El problema es que la guerra fría ha dejado tuerta a una parte de la izquierda, de manera que ya no sabe ver ningún otro tipo de actitud imperialista en el mundo. Ni aunque se la pongan delante de sus narices. Esta izquierda está sin instrumental para analizar, por ejemplo, la expansión comercial de China en África –y entender la visita reciente de Biden en Angola como una respuesta lenta y torpe tras décadas de inteligencia china– o la invasión militar a la antigua usanza de Rusia sobre Ucrania. Ninguno de estos procesos es teorizado haciendo uso de la noción de imperialismo y, en el peor de los casos, son incluso justificados por su marcado carácter “antiestadounidense”. Esto es algo que, probablemente, hubiera escandalizado a los teóricos originales del imperialismo, quienes se basaban mucho más en las relaciones y dinámicas económicas que subyacían al capitalismo que en la simple competencia militar entre Estados o Imperios.

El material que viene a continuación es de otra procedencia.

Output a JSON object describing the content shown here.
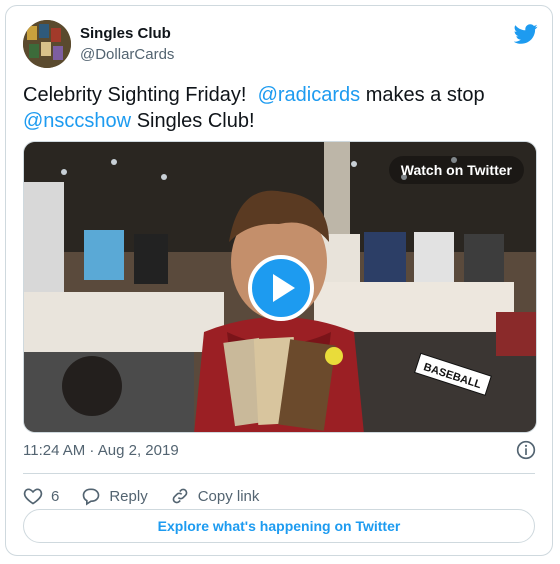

En resumen, el resultado de todo esto es que existe una izquierda europea que es actualmente incapaz de analizar las relaciones políticas y económicas mundiales sencillamente porque está atrapada en parámetros caducados y que, de todos modos, tampoco servían durante la Guerra Fría. En vez de aprovechar el terreno fértil que abren los actuales teóricos del imperialismo, en su lugar se encuentran echando mano del fosilizado instrumental bloquista. Y eso conduce, inevitablemente, a la simplificación del mapa geopolítico, a la idealización de dictadores, a la subestimación de los costes humanos y naturales, a la marginalización y exclusión de las fuerzas y movimientos de emancipación, y, en definitiva, a acabar justificando crímenes y atrocidades que, si hubieran ocurrido en el país propio, estarían siendo denunciadas. Y eso es, quizás, lo más absurdo e hiriente: ver a gente que defiende los más profundos y bellos ideales incluso en sus asambleas de vecinos envuelta de repente en la justificación de la tortura y encarcelación de sus pares a miles de kilómetros de casa.